A 1ª Vara do Trabalho de Mossoró condenou o Município por falhas sistemáticas e históricas na fiscalização de contratos de prestação de serviços terceirizados. A decisão foi proferida após uma Ação Civil Pública ajuizada pelo Ministério Público do Trabalho no Rio Grande do Norte (MPT-RN).
De acordo com a sentença, o processo revela um “padrão de negligência que se arrasta há vários anos”. A decisão reconheceu que a omissão do poder público resultou em graves violações aos direitos dos trabalhadores terceirizados, incluindo atrasos salariais recorrentes, ausência de depósitos do FGTS e até indícios de ingerência político-partidária nas contratações.

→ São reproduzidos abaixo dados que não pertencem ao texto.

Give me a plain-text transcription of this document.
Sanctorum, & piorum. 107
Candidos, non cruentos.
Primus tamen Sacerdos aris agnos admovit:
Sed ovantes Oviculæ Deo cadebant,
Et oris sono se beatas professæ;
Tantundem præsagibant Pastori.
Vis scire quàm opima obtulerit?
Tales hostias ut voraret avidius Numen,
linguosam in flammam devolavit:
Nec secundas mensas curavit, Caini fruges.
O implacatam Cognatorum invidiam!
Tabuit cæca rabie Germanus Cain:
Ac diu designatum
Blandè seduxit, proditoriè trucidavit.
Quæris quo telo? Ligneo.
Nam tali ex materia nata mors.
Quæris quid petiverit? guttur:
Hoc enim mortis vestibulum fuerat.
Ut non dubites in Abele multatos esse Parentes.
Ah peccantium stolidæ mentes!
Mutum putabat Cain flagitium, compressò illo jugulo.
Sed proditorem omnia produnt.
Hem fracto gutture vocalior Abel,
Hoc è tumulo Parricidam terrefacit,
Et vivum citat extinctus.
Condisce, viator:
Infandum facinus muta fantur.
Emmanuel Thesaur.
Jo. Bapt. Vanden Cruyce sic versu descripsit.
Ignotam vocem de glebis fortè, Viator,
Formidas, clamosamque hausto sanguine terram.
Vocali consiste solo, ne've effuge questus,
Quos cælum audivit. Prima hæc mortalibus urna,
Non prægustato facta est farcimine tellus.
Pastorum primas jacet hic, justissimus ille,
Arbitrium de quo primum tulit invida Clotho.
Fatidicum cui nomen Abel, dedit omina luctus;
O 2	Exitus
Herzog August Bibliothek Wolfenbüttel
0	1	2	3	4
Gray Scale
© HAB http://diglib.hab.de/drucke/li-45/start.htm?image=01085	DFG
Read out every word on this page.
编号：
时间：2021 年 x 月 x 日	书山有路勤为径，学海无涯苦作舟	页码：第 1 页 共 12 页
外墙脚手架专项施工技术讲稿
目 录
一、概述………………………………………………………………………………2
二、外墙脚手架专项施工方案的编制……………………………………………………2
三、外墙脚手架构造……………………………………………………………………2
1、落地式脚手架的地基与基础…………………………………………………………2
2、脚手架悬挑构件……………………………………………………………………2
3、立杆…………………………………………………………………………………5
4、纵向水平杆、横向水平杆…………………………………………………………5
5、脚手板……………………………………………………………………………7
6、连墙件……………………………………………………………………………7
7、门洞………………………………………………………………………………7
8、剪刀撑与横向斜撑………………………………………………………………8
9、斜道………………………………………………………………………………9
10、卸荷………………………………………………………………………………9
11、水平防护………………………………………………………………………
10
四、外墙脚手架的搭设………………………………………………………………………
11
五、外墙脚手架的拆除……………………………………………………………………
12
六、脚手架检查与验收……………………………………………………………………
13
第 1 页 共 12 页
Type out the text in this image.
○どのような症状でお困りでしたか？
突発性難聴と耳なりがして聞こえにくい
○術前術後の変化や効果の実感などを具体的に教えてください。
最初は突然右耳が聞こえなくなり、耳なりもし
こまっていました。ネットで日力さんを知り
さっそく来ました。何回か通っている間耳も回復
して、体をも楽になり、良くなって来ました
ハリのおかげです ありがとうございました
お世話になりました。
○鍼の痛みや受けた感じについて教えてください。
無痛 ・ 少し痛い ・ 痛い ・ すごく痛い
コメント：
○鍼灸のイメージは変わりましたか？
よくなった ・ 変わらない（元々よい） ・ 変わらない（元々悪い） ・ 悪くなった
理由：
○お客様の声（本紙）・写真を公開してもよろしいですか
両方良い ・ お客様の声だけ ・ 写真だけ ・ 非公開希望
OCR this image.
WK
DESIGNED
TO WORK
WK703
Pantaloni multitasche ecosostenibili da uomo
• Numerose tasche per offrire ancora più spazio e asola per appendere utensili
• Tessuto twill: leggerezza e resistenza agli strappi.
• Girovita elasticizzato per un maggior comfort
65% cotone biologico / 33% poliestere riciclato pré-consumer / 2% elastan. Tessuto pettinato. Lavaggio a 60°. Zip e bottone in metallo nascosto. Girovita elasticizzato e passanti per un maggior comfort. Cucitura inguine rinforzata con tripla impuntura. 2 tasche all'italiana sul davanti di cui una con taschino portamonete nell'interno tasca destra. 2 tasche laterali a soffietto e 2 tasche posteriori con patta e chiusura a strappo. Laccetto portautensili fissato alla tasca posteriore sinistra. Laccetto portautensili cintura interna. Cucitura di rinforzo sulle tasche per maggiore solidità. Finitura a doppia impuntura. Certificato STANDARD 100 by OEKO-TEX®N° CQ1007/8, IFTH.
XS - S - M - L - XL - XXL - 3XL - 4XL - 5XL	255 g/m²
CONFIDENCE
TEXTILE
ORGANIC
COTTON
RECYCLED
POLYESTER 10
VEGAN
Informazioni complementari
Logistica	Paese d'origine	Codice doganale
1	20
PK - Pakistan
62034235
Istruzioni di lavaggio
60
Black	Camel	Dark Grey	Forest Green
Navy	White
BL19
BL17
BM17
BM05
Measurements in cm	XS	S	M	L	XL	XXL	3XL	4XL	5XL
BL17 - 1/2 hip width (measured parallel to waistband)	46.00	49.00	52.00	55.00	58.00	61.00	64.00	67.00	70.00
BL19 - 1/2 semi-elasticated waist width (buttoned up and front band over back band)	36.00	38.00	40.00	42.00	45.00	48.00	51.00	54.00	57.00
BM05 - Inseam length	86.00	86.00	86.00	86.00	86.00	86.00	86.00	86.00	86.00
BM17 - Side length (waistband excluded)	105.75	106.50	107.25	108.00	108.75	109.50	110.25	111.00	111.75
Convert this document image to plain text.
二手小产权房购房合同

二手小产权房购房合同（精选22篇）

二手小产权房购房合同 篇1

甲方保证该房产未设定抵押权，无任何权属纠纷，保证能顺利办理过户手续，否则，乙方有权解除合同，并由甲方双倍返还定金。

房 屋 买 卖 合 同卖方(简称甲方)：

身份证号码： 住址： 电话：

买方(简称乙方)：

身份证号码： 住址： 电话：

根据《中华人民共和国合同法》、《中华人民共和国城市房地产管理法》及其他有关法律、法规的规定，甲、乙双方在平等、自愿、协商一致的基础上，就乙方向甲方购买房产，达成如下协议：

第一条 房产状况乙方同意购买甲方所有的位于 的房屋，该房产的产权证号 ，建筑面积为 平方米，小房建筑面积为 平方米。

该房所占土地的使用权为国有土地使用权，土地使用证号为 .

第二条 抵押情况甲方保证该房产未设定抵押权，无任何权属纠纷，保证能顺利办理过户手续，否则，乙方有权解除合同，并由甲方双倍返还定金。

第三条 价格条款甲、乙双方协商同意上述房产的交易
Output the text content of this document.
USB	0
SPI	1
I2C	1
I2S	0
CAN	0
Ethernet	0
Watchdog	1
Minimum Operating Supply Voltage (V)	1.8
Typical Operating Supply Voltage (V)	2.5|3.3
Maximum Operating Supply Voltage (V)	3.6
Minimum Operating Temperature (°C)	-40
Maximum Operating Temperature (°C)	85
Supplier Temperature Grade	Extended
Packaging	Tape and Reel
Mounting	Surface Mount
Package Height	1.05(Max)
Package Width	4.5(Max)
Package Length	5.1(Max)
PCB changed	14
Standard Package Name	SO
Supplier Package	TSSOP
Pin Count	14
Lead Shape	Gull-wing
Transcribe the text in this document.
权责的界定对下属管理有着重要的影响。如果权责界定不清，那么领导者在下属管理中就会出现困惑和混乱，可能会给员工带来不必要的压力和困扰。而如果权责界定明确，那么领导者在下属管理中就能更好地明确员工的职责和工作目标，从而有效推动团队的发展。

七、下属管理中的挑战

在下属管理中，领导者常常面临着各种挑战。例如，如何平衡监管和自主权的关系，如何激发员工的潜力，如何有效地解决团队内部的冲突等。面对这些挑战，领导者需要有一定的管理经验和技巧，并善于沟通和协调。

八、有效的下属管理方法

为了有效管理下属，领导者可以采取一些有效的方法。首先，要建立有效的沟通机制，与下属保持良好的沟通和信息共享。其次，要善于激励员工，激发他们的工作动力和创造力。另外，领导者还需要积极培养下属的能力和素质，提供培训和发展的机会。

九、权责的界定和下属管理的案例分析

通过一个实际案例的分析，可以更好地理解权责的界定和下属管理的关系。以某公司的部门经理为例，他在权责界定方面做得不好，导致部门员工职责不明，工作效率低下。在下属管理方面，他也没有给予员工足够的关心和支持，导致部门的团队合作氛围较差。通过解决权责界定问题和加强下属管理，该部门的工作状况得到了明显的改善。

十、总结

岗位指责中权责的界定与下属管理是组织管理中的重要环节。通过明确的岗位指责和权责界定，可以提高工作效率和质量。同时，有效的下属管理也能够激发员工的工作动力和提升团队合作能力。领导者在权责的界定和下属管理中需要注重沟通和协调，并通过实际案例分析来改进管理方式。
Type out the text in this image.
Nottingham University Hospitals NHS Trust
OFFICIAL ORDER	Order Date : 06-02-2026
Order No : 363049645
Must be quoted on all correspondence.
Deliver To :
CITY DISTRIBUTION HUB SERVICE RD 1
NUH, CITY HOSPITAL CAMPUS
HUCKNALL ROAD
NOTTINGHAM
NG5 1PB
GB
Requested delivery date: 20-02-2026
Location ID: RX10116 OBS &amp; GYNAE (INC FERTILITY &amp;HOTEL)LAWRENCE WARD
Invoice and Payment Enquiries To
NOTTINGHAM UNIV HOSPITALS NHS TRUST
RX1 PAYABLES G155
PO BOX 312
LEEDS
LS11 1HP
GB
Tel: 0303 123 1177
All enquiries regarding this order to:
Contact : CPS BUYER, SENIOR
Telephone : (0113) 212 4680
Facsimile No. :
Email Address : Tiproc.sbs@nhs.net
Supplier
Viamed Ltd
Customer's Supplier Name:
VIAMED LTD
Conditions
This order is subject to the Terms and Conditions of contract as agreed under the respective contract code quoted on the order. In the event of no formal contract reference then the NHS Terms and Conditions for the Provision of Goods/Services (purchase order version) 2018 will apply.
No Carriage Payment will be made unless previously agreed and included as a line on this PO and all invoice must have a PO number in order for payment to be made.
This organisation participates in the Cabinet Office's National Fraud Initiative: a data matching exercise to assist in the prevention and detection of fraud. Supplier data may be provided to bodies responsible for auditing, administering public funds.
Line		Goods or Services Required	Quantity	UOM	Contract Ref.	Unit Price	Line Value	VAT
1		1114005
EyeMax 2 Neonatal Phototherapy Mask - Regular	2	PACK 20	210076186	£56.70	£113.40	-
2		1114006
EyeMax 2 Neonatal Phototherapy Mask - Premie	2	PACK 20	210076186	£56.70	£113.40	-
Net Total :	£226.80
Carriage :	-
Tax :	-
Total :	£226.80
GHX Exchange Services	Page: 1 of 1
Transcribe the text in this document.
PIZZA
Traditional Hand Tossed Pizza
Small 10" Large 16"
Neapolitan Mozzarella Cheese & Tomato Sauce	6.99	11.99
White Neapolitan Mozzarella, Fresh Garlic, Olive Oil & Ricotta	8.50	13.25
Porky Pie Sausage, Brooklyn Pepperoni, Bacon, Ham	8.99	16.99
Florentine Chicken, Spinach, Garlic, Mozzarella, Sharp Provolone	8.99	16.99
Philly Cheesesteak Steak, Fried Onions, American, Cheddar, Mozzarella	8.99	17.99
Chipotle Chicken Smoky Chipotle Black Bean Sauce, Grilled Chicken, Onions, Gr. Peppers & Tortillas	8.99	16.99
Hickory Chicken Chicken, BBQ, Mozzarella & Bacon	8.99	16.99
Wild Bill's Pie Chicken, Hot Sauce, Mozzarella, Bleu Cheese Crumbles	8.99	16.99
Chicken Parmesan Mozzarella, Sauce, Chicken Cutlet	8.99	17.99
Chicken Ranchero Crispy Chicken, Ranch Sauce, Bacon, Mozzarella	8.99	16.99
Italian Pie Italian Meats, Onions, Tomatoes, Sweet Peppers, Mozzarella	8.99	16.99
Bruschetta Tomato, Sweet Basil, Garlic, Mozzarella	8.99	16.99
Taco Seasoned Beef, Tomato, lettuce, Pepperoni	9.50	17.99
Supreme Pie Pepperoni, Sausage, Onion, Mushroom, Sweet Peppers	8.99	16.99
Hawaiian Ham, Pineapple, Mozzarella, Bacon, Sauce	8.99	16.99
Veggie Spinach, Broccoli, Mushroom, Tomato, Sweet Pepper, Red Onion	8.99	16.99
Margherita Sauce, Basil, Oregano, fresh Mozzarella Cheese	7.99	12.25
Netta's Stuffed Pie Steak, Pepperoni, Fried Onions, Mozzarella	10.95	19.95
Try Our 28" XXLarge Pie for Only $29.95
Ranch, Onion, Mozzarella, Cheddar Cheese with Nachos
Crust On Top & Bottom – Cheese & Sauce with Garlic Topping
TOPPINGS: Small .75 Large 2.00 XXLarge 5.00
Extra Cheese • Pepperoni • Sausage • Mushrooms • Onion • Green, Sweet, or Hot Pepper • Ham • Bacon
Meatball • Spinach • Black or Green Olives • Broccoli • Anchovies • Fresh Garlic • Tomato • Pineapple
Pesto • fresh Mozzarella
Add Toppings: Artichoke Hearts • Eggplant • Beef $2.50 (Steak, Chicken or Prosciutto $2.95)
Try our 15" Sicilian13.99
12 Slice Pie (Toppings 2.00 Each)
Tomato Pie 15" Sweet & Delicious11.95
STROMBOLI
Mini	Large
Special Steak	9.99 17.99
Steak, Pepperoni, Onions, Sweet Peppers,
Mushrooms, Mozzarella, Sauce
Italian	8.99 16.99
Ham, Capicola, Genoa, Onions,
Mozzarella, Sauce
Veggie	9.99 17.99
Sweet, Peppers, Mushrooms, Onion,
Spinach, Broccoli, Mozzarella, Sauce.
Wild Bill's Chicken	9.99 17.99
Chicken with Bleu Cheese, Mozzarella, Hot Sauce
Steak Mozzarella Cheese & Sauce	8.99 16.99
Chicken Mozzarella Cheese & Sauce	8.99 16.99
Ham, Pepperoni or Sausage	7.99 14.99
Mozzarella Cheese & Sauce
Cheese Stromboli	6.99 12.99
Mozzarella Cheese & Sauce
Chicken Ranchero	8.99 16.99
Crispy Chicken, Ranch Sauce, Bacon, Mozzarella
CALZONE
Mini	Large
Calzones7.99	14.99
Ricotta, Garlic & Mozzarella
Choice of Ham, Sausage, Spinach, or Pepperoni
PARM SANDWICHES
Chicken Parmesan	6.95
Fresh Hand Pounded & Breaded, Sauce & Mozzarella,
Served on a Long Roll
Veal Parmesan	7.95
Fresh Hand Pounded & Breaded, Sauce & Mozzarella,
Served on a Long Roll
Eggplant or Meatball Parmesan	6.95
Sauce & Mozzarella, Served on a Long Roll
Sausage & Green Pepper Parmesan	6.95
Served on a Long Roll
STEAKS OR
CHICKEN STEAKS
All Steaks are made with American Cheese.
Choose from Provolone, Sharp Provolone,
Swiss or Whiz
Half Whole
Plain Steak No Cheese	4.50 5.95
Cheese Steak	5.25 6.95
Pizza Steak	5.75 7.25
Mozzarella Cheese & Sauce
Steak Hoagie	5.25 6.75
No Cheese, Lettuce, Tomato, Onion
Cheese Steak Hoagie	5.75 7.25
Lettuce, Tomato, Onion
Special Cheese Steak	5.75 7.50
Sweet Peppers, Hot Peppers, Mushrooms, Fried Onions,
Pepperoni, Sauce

A sentença determinou que o Município de Mossoró implemente, no prazo de até 180 dias, um programa de integridade e conformidade com a legislação, com a criação de canais de denúncia e mecanismos de monitoramento de riscos.
O Município também deverá atualizar o manual de fiscalização de contratos; adotar medidas para evitar conflitos de interesse e impedir indicações políticas nas terceirizações; além de cobrar das empresas terceirizadas os valores pagos pela Prefeitura nos últimos cinco anos em decorrência de condenações relacionadas a irregularidades.
Além disso, o Município foi condenado ao pagamento de indenização por dano moral coletivo no valor de R$ 50 mil, a ser revertida em benefício de projetos sociais locais.
“Continuaremos monitorando o cumprimento da sentença e utilizando este precedente para incentivar que outras prefeituras adotem boas práticas de fiscalização contratual e prevenção de ilícitos trabalhistas em suas redes contratuais. O objetivo é garantir que os recursos dos municípios não sejam utilizados para pagar por condenações das empresas contratadas e, principalmente, que o trabalhador tenha seus direitos preservados e o serviço prestado à sociedade não seja prejudicado”, frisa Afonso Rocha, coordenador Nacional da Promoção da Regularidade do Trabalho na Administração Pública no MPT.
Sobre a decisão, o Jornalismo TCM buscou um posicionamento da Prefeitura de Mossoró, mas até o momento não obteve retorno.